No new coverage — the fuzzer may be stuck. Add a better seed corpus, a dictionary, or switch to structured fuzzing with arbitrary.

  1. Start simple — fuzz one function at a time.
  2. Use a seed corpus — guide the fuzzer with valid examples.
  3. Run long sessions — hours or days, not minutes.
  4. Minimize crashes — use cargo fuzz tmin for debugging.
  5. Fuzz continuously — run in CI regularly.
  6. Fuzz multiple targets — cover different entry points.

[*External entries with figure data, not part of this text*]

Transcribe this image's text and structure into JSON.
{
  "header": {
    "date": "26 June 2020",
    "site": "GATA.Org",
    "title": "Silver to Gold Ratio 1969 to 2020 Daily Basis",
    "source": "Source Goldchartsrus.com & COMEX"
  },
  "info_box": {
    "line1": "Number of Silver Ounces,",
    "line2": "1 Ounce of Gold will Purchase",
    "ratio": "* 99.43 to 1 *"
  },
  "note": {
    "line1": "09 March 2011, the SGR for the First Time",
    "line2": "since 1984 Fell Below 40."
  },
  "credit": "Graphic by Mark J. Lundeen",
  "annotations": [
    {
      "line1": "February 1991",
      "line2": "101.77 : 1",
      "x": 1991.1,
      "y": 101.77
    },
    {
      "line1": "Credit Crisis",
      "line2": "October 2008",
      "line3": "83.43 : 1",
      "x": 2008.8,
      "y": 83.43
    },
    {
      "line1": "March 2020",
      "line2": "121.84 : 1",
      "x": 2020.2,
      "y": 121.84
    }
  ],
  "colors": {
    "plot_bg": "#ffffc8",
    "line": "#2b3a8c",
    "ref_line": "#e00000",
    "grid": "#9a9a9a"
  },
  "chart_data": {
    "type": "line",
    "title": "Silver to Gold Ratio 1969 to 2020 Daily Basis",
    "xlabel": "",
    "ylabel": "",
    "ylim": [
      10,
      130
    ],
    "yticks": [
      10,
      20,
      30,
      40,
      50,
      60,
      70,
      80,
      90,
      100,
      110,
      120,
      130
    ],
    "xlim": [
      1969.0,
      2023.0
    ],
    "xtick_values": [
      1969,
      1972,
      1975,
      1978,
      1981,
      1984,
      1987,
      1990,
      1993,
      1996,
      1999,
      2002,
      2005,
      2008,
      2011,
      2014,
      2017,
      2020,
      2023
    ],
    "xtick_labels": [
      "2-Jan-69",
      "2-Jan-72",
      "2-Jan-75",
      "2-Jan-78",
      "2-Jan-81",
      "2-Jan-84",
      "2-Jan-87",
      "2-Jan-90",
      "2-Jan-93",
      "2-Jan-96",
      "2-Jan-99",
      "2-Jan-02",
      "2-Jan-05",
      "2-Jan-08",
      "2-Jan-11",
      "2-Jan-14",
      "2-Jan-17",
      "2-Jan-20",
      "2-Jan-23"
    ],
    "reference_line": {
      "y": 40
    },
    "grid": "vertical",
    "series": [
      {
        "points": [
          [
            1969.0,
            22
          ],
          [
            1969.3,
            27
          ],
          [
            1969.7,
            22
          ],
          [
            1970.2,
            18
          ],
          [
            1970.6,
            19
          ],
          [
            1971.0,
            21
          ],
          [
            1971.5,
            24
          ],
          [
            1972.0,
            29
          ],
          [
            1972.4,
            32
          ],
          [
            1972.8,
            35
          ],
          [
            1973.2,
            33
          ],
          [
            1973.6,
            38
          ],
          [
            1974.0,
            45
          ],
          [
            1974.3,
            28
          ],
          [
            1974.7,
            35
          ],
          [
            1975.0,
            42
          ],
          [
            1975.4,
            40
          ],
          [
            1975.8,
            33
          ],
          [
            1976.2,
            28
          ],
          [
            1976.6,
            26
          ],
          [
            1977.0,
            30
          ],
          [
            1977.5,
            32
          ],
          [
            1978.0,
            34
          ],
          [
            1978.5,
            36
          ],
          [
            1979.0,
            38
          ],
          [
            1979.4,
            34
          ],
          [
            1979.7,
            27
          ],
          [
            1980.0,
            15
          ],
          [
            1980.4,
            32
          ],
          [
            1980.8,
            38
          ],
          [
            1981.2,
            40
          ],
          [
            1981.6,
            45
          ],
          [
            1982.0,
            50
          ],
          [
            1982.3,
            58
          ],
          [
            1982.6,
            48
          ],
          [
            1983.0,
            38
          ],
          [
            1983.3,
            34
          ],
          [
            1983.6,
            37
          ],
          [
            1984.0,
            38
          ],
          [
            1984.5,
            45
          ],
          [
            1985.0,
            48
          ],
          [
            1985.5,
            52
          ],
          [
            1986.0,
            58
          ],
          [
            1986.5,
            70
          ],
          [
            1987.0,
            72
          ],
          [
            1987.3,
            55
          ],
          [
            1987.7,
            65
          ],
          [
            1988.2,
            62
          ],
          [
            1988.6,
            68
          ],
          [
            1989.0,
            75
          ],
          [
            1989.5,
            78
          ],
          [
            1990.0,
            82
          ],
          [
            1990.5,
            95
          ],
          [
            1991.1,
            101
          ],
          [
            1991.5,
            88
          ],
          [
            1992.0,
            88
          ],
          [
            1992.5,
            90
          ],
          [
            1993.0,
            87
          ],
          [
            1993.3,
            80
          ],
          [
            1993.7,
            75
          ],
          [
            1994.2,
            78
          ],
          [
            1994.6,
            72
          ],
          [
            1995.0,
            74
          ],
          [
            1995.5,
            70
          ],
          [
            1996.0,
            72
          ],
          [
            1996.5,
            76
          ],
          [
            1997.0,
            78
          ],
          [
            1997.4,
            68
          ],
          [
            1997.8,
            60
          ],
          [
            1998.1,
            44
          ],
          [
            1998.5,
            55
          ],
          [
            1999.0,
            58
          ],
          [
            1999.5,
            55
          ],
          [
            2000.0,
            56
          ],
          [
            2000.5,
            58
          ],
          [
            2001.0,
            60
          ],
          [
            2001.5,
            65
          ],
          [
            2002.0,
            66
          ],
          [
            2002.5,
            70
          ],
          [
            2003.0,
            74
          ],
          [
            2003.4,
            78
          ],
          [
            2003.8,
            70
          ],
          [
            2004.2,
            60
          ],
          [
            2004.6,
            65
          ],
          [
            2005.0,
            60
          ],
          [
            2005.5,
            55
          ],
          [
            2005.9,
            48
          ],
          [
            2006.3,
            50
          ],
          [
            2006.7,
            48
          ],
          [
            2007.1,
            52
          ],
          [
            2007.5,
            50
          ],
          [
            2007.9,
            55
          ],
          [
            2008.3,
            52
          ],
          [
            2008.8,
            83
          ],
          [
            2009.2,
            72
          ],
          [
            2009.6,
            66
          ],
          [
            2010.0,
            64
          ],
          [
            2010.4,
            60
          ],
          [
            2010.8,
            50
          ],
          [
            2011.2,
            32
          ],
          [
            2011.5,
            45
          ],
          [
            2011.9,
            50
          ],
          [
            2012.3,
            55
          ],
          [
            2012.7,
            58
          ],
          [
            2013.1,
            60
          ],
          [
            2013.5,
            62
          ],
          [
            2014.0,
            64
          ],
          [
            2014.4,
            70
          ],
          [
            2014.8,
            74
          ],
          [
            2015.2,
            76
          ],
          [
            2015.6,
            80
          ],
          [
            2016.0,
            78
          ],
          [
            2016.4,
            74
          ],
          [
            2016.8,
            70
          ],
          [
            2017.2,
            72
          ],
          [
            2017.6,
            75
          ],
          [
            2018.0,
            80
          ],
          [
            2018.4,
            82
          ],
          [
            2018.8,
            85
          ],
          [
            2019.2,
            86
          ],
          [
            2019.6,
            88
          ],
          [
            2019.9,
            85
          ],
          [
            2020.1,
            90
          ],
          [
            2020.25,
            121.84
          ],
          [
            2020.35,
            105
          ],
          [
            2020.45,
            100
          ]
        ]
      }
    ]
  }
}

Hand-written tests check the inputs a developer thought of; fuzzing checks the inputs nobody thought of. By mutating inputs toward new code coverage, a fuzzer drives execution into the malformed, adversarial, and boundary cases where parsers, decoders, and deserializers actually break. Because it runs unattended and saves any crash as a minimized, replayable artifact, fuzzing turns “we hope this handles bad input” into a reproducible bug report — and enabling the (commented-out) daily schedule keeps probing as the code evolves, catching regressions long-running campaigns would otherwise surface only by luck.